Within Denmark, according to PET’s latest assessment, there are “people who sympathize with militant Islamism, but have not been in the conflict zone.” They may be “inspired by individuals or groups in the conflict zone or elsewhere abroad,” a danger heightened by Denmark’s participation in the international coalition against the Islamic State in Iraq and Syria (ISIS).
Recent postings on jihadist forums have singled out Denmark as a target. One entitled “O Lone Wolves, You who Reside Among the Infidels, Your Turn has Come,” and posted last month, urged “sons of Islam, in Europe, America, Australia, France, and Denmark” to “light fires beneath their feet.”
“Developments in the Middle East in general, including in the Israeli/Palestinian conflict, increase the threat of attack in the West against Israeli or Jewish targets,” PET warned.
A number of jihadist conspiracies in Denmark have been foiled in recent years, but early in 2013 a man tried to shoot the writer Lars Hedegaard, a prominent critic of Islam, at his home in Copenhagen. Hedegaard was not injured, but his assailant escaped on foot.
Among scores of Danish jihadists to have traveled overseas in recent years was Mustapha Darwich Ramadan, who had spent time in prison for armed robbery in the 1990s. He eventually traveled to Iraq where he joined al Qaeda. Ramadan took part in the beheading of the American Nick Berg in 2004 before being killed fighting U.S. forces in Fallujah.

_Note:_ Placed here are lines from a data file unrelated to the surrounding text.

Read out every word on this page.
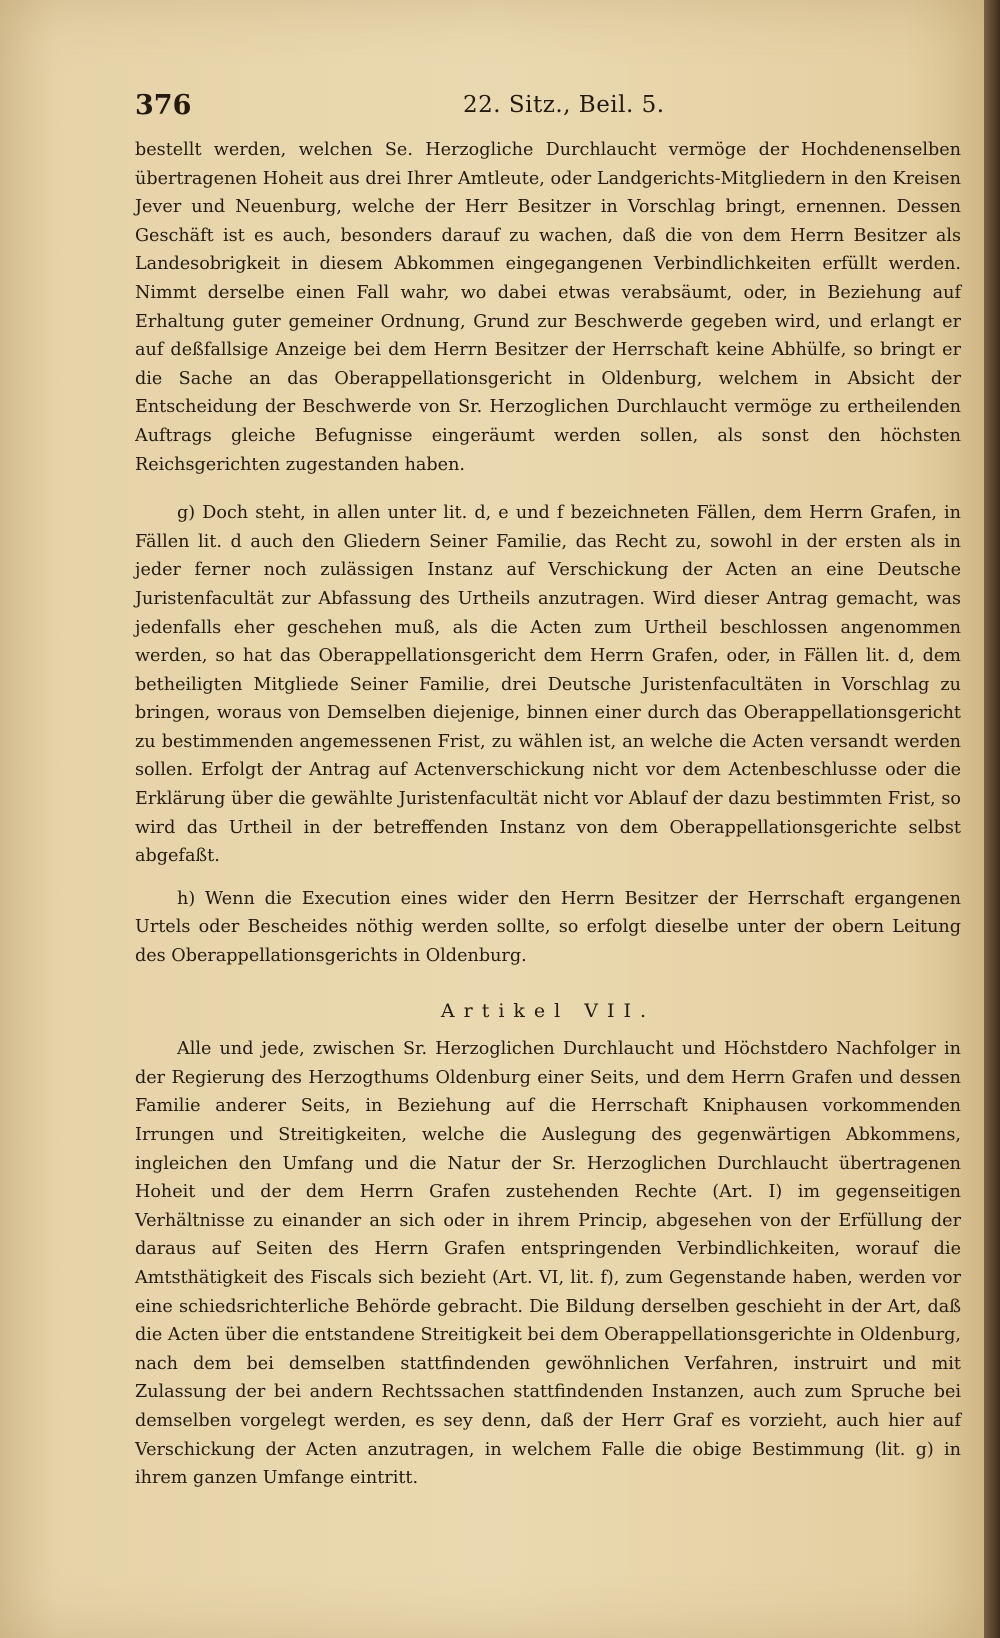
376	22. Sitz., Beil. 5.

bestellt werden, welchen Se. Herzogliche Durchlaucht vermöge der Hochdenenselben übertragenen Hoheit aus drei Ihrer Amtleute, oder Landgerichts-Mitgliedern in den Kreisen Jever und Neuenburg, welche der Herr Besitzer in Vorschlag bringt, ernennen. Dessen Geschäft ist es auch, besonders darauf zu wachen, daß die von dem Herrn Besitzer als Landesobrigkeit in diesem Abkommen eingegangenen Verbindlichkeiten erfüllt werden. Nimmt derselbe einen Fall wahr, wo dabei etwas verabsäumt, oder, in Beziehung auf Erhaltung guter gemeiner Ordnung, Grund zur Beschwerde gegeben wird, und erlangt er auf deßfallsige Anzeige bei dem Herrn Besitzer der Herrschaft keine Abhülfe, so bringt er die Sache an das Oberappellationsgericht in Oldenburg, welchem in Absicht der Entscheidung der Beschwerde von Sr. Herzoglichen Durchlaucht vermöge zu ertheilenden Auftrags gleiche Befugnisse eingeräumt werden sollen, als sonst den höchsten Reichsgerichten zugestanden haben.

g) Doch steht, in allen unter lit. d, e und f bezeichneten Fällen, dem Herrn Grafen, in Fällen lit. d auch den Gliedern Seiner Familie, das Recht zu, sowohl in der ersten als in jeder ferner noch zulässigen Instanz auf Verschickung der Acten an eine Deutsche Juristenfacultät zur Abfassung des Urtheils anzutragen. Wird dieser Antrag gemacht, was jedenfalls eher geschehen muß, als die Acten zum Urtheil beschlossen angenommen werden, so hat das Oberappellationsgericht dem Herrn Grafen, oder, in Fällen lit. d, dem betheiligten Mitgliede Seiner Familie, drei Deutsche Juristenfacultäten in Vorschlag zu bringen, woraus von Demselben diejenige, binnen einer durch das Oberappellationsgericht zu bestimmenden angemessenen Frist, zu wählen ist, an welche die Acten versandt werden sollen. Erfolgt der Antrag auf Actenverschickung nicht vor dem Actenbeschlusse oder die Erklärung über die gewählte Juristenfacultät nicht vor Ablauf der dazu bestimmten Frist, so wird das Urtheil in der betreffenden Instanz von dem Oberappellationsgerichte selbst abgefaßt.

h) Wenn die Execution eines wider den Herrn Besitzer der Herrschaft ergangenen Urtels oder Bescheides nöthig werden sollte, so erfolgt dieselbe unter der obern Leitung des Oberappellationsgerichts in Oldenburg.

Artikel VII.

Alle und jede, zwischen Sr. Herzoglichen Durchlaucht und Höchstdero Nachfolger in der Regierung des Herzogthums Oldenburg einer Seits, und dem Herrn Grafen und dessen Familie anderer Seits, in Beziehung auf die Herrschaft Kniphausen vorkommenden Irrungen und Streitigkeiten, welche die Auslegung des gegenwärtigen Abkommens, ingleichen den Umfang und die Natur der Sr. Herzoglichen Durchlaucht übertragenen Hoheit und der dem Herrn Grafen zustehenden Rechte (Art. I) im gegenseitigen Verhältnisse zu einander an sich oder in ihrem Princip, abgesehen von der Erfüllung der daraus auf Seiten des Herrn Grafen entspringenden Verbindlichkeiten, worauf die Amtsthätigkeit des Fiscals sich bezieht (Art. VI, lit. f), zum Gegenstande haben, werden vor eine schiedsrichterliche Behörde gebracht. Die Bildung derselben geschieht in der Art, daß die Acten über die entstandene Streitigkeit bei dem Oberappellationsgerichte in Oldenburg, nach dem bei demselben stattfindenden gewöhnlichen Verfahren, instruirt und mit Zulassung der bei andern Rechtssachen stattfindenden Instanzen, auch zum Spruche bei demselben vorgelegt werden, es sey denn, daß der Herr Graf es vorzieht, auch hier auf Verschickung der Acten anzutragen, in welchem Falle die obige Bestimmung (lit. g) in ihrem ganzen Umfange eintritt.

Much more recently, according to Flashpoint Partners, a group that tracks jihadist activity, a Danish national called Abu Ikramah Al-Pakistani was killed in Anbar Province, Iraq. He was not the first to make the journey. In August 2013, a group of Danes in Syria released a video in which they fired at pictures of six Danish “kuffar attacking Islam” – among them Anders Fogh Rasmussen, the Secretary-General of NATO, Morten Storm, and the cartoonist Kurt Westergaard.
Denmark has been the focus of militants’ anger since the newspaper Jyllands Posten published Westergaard’s cartoon of the Prophet Mohammed in 2005. In an edition of its online magazine, Inspire, al Qaeda in the Arabian Peninsula called for the murder of Westergaard – as well as Carsten Luste, the editor of the paper when the cartoons were published, and Lars Vilks, the Swedish cartoonist who was attending the free speech forum in Copenhagen that was attacked at the weekend.

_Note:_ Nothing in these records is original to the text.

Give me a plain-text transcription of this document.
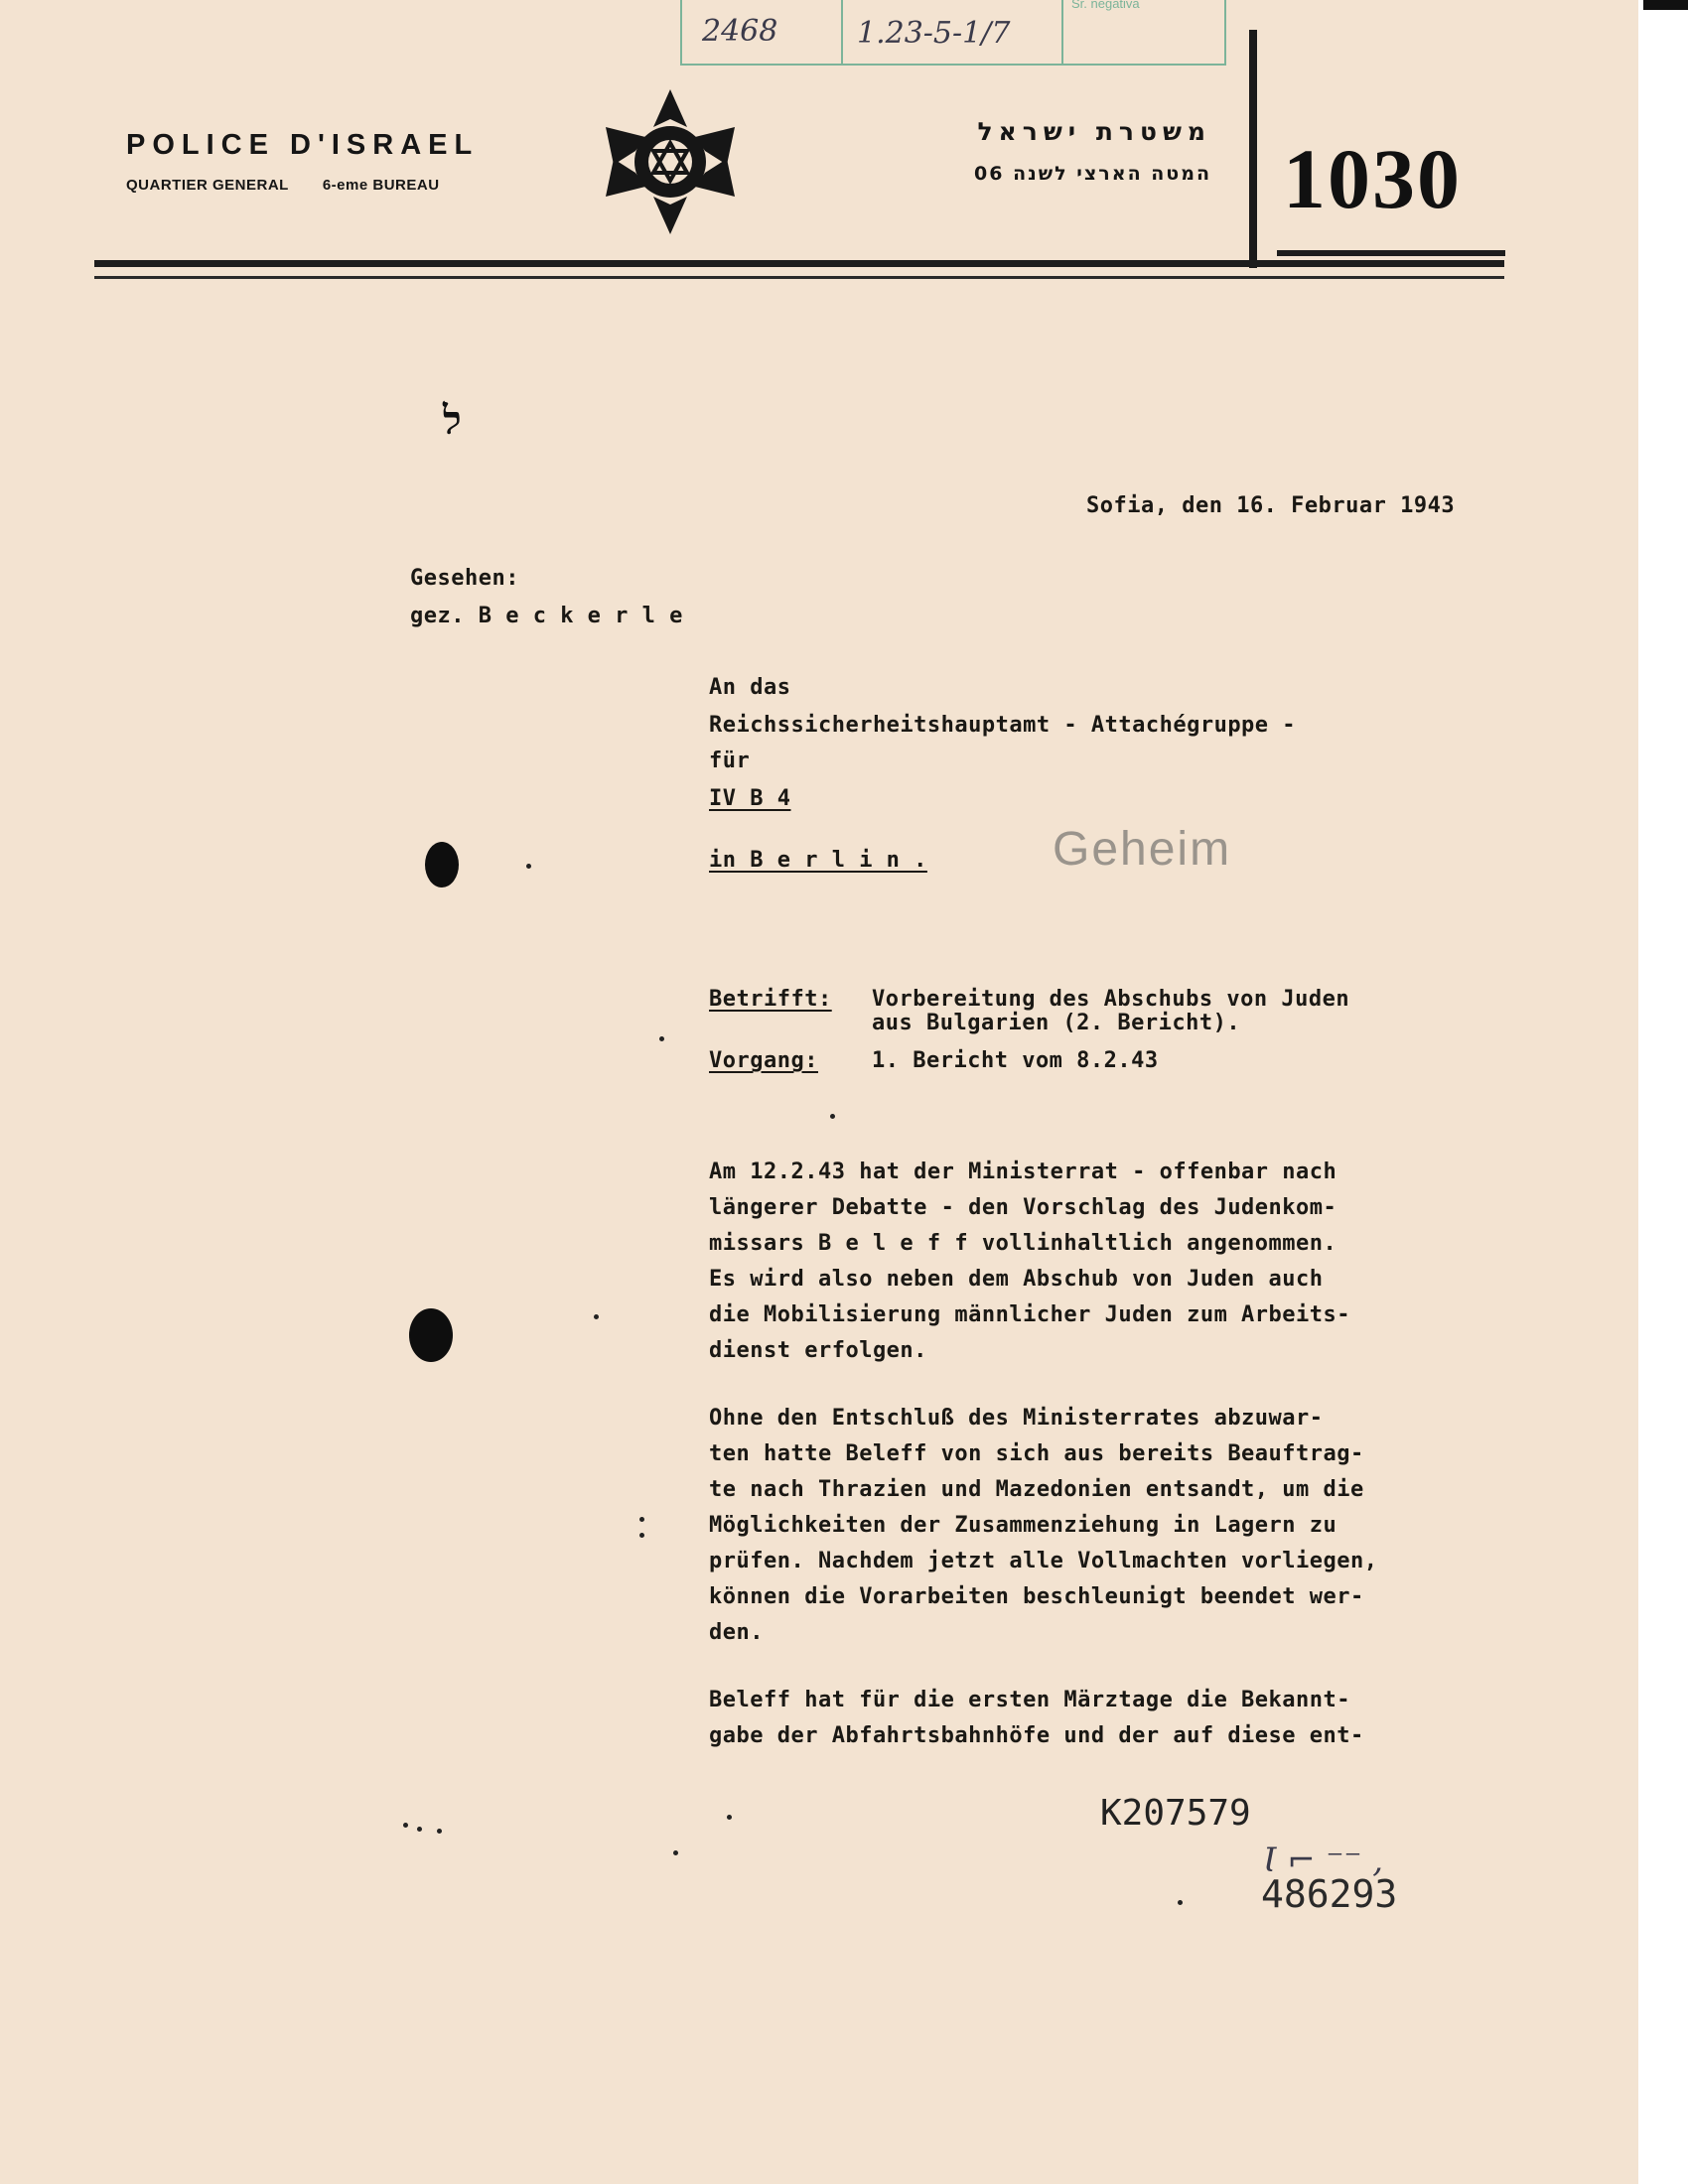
2468	1.23-5-1/7
Sr. negativa
POLICE D'ISRAEL
QUARTIER GENERAL 6-eme BUREAU
משטרת ישראל
המטה הארצי לשנה 06 1030
ל
Sofia, den 16. Februar 1943
Gesehen:
gez. B e c k e r l e
An das
Reichssicherheitshauptamt - Attachégruppe -
für
IV B 4
in B e r l i n .	Geheim
Betrifft: Vorbereitung des Abschubs von Juden
aus Bulgarien (2. Bericht).
Vorgang: 1. Bericht vom 8.2.43
Am 12.2.43 hat der Ministerrat - offenbar nach
längerer Debatte - den Vorschlag des Judenkom-
missars B e l e f f vollinhaltlich angenommen.
Es wird also neben dem Abschub von Juden auch
die Mobilisierung männlicher Juden zum Arbeits-
dienst erfolgen.
Ohne den Entschluß des Ministerrates abzuwar-
ten hatte Beleff von sich aus bereits Beauftrag-
te nach Thrazien und Mazedonien entsandt, um die
Möglichkeiten der Zusammenziehung in Lagern zu
prüfen. Nachdem jetzt alle Vollmachten vorliegen,
können die Vorarbeiten beschleunigt beendet wer-
den.
Beleff hat für die ersten Märztage die Bekannt-
gabe der Abfahrtsbahnhöfe und der auf diese ent-
K207579
Ɩ ⌐ ⁻⁻ ,
486293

Westergaard is under police protection in Denmark after a conspiracy to murder him was uncovered in 2008, and a 28-year old Somali believed to have ties to Al-Shabaab tried to kill him in 2010.
In 2012, three Swedish nationals and a Tunisian resident of Sweden were found guilty of targeting Jyllands Posten in an al Qaeda plot. Prosecutors accused the four suspects of planning a gun attack on the newspaper, to be followed by “the execution” of hostages. They had been tracked from Sweden and arrested in Copenhagen in a joint operation between Swedish and Danish intelligence.
Denmark has a large immigrant population from the Muslim world – including Palestinians, Turks, Somalis, Bosnians, Moroccans and Tunisians. While the vast majority have integrated peacefully, a small fraction of “second generation” immigrants – as in France – have adopted militant Salafism, especially in Odense, Aaarhus and parts of the capital.
In 2010, one counterterrorism expert, Michael Taarnby, told CNN that out of Denmark’s population of some 18,000 Somalis, there were at least 300 sympathizers of Al-Shabaab, the jihadist group in Somalia that is now an affiliate of al Qaeda.
“Those attracted are usually quite young – there’s the usual issue of a clash of cultures, of being stuck between east Africa and Scandinavia and not knowing where they belong,” Taarnby told CNN.
That clash of cultures threatens to shed more blood on the streets of Europe’s major cities.